The contribution of natural and anthropogenic causes to soil acidification rates under different fertilization practices and site conditions in southern China

Xingjuan Zhu; Gerard H Ros; Minggang Xu; Donghao Xu; Zejiang Cai; Nan Sun; Yinghua Duan; Wim de Vries

doi:10.1016/j.scitotenv.2024.172986

The contribution of natural and anthropogenic causes to soil acidification rates under different fertilization practices and site conditions in southern China

Sci Total Environ. 2024 May 9:934:172986. doi: 10.1016/j.scitotenv.2024.172986. Online ahead of print.

Authors

Xingjuan Zhu¹, Gerard H Ros², Minggang Xu³, Donghao Xu⁴, Zejiang Cai⁵, Nan Sun⁵, Yinghua Duan⁵, Wim de Vries⁶

Affiliations

¹ State Key Laboratory of Efficient Utilization of Arid and Semi-arid Arable Land in Northern China, Key Laboratory of Arable Land Quality Monitoring and Evaluation, Ministry of Agriculture and Rural Affairs/Institute of Agricultural Resources and Regional Planning, Chinese Academy of Agricultural Sciences, Beijing 100081, China; Wageningen University and Research, Environmental Research, Environmental Systems Analysis Group, PO Box 47, 6700AA Wageningen, the Netherlands. Electronic address: xingjuan.zhu@wur.nl.
² Wageningen University and Research, Environmental Research, Environmental Systems Analysis Group, PO Box 47, 6700AA Wageningen, the Netherlands.
³ State Key Laboratory of Efficient Utilization of Arid and Semi-arid Arable Land in Northern China, Key Laboratory of Arable Land Quality Monitoring and Evaluation, Ministry of Agriculture and Rural Affairs/Institute of Agricultural Resources and Regional Planning, Chinese Academy of Agricultural Sciences, Beijing 100081, China.
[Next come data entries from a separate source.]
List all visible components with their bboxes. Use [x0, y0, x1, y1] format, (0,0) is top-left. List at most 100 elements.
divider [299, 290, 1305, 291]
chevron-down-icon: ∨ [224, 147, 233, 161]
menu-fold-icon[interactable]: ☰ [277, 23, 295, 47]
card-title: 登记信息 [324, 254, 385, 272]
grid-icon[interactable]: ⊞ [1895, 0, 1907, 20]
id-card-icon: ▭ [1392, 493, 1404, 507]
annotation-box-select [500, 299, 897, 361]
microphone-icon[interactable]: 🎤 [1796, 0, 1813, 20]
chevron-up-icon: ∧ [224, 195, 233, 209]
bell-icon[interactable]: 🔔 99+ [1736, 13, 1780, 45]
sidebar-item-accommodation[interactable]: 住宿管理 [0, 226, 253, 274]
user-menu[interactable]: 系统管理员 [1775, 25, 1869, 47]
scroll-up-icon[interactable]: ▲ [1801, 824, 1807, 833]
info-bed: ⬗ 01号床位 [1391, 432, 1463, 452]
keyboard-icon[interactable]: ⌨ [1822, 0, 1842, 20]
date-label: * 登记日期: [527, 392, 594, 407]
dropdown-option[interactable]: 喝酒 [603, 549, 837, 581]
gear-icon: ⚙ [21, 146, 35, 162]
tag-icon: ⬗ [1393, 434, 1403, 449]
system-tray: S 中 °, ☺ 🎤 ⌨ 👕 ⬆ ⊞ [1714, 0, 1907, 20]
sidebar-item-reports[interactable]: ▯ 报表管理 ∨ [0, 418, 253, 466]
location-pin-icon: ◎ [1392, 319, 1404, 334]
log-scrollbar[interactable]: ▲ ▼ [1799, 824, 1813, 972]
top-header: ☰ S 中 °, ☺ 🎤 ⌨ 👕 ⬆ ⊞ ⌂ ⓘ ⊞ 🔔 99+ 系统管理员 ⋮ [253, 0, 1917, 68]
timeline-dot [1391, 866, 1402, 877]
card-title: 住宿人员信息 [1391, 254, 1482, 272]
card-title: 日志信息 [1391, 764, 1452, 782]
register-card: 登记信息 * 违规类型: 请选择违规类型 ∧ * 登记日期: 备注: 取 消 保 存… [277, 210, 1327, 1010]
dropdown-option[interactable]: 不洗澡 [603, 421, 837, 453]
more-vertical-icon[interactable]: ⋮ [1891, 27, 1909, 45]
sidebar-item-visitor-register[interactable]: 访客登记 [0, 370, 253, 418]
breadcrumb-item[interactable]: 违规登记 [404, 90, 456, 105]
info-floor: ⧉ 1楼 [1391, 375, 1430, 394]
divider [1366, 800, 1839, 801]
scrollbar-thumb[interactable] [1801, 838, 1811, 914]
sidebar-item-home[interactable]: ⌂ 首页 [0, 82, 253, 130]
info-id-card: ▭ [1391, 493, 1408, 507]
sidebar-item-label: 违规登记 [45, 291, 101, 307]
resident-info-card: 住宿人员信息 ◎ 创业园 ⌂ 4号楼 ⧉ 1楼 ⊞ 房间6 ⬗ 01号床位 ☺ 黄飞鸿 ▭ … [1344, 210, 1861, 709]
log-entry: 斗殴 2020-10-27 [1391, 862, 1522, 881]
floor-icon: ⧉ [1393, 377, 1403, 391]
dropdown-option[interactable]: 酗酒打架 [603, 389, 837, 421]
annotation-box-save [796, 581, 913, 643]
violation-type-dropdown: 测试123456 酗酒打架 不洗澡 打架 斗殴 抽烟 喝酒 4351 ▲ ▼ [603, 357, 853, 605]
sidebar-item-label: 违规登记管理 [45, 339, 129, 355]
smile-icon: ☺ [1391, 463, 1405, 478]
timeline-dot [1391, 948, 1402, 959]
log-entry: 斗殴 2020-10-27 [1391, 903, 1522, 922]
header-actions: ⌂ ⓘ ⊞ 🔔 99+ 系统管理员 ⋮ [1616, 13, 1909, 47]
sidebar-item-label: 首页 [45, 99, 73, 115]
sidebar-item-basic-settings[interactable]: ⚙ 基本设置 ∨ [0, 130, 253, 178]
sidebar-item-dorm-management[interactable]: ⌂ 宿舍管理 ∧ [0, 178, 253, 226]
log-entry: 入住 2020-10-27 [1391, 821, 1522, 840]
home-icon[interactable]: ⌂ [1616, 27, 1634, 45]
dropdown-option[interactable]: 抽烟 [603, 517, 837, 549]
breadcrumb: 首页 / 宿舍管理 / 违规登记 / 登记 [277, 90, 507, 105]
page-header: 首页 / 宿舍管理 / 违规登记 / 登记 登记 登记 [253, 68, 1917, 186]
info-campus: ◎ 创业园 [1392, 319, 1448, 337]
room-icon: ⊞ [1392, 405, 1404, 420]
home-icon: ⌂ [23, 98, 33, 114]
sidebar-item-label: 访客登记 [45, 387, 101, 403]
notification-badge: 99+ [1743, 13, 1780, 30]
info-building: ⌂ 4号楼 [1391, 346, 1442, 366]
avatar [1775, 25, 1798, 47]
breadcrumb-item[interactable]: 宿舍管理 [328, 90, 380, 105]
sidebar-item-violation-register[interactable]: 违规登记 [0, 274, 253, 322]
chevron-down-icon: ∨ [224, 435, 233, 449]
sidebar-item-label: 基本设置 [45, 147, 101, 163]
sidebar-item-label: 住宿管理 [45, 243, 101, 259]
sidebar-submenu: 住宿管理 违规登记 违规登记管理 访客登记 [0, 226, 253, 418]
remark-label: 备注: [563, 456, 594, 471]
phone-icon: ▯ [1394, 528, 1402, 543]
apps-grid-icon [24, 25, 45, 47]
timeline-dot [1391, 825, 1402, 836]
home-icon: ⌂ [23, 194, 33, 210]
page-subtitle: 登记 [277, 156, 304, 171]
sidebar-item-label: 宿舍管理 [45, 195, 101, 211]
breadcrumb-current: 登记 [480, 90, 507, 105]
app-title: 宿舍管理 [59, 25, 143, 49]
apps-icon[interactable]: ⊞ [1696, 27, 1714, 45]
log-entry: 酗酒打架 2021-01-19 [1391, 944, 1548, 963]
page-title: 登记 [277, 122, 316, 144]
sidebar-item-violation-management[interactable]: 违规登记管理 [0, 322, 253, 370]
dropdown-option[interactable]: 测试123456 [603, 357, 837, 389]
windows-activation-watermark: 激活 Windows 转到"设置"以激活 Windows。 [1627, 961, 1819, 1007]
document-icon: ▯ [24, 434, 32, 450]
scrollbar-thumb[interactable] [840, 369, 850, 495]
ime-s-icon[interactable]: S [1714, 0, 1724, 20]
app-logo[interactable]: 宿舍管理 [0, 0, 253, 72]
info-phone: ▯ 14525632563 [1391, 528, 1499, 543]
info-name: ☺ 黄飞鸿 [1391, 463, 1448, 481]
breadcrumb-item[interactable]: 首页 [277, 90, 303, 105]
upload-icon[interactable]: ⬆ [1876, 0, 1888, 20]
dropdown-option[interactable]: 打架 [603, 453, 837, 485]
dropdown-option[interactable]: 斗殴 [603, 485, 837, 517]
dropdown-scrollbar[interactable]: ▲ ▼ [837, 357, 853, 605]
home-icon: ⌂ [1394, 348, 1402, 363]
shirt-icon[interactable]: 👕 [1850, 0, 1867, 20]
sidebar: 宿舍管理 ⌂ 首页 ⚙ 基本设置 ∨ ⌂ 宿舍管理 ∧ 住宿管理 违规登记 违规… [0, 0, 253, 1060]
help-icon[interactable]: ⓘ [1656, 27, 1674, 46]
Electronic address: xuminggang@caas.cn.
⁴ Wageningen University and Research, Environmental Research, Environmental Systems Analysis Group, PO Box 47, 6700AA Wageningen, the Netherlands; College of Resources and Environmental Sciences, National Academy of Agriculture Green Development, China Agricultural University, 100193 Beijing, China.
⁵ State Key Laboratory of Efficient Utilization of Arid and Semi-arid Arable Land in Northern China, Key Laboratory of Arable Land Quality Monitoring and Evaluation, Ministry of Agriculture and Rural Affairs/Institute of Agricultural Resources and Regional Planning, Chinese Academy of Agricultural Sciences, Beijing 100081, China.
⁶ Wageningen University and Research, Environmental Research, Environmental Systems Analysis Group, PO Box 47, 6700AA Wageningen, the Netherlands. Electronic address: wim.devries@wur.nl.

PMID: 38729375
DOI: 10.1016/j.scitotenv.2024.172986

Abstract

Excessive application of mineral fertilizers has accelerated soil acidification in China, affecting crop production when the pH drops below a critical value. However, the contributions of natural soil acidification, induced by leaching of bicarbonate, and anthropogenic causes of soil acidification, induced by nitrogen (N) transformations and removal of base cations over acid anions, are not well quantified. In this study, we quantified soil acidification rates, in equivalents (eq) of acidity, by assessing the inputs and outputs of all major cations and anions, including calcium, magnesium, potassium, sodium, ammonium, nitrate, bicarbonate, sulphate, phosphate and chloride, for 13 long-term experimental sites in southern China. The acidification rates strongly varied among fertilizer treatments and with the addition of animal manure. Bicarbonate leaching was the dominant acid production process in calcareous soils (23 keq ha^-1 yr^-1) and in non-calcareous paddy soils (9.6 keq ha^-1 yr^-1), accounting for 80 % and 68 % of the total acid production rate, respectively. The calcareous soils were strongly buffered, and acidification led no or a limited decline in pH. In contrast, N transformations were the most important driver for soil acidification at one site with upland crops on a non-calcareous soil, accounting for 72 % of total acid production rate of 8.4 keq ha^-1 yr^-1. In this soil, the soil pH considerably decreased being accompanied by a substantial decline in exchangeable base cation. Reducing the N surplus decreased the acidification rate with 10 to 54 eq per kg N surplus with the lowest value occurring in paddy soils and the highest in the upland soil. The use of manure, containing base cations, partly mitigated the acidifying impact of N fertilizer inputs and crop removal, but enhanced phosphorus (P) accumulation. Combining mineral fertilizer, manure and lime in integrative management strategies can mitigate soil acidification and minimize N and P losses.

Keywords: Acid consumption; Acid production; Acidification; Manure; Mineral fertilizer.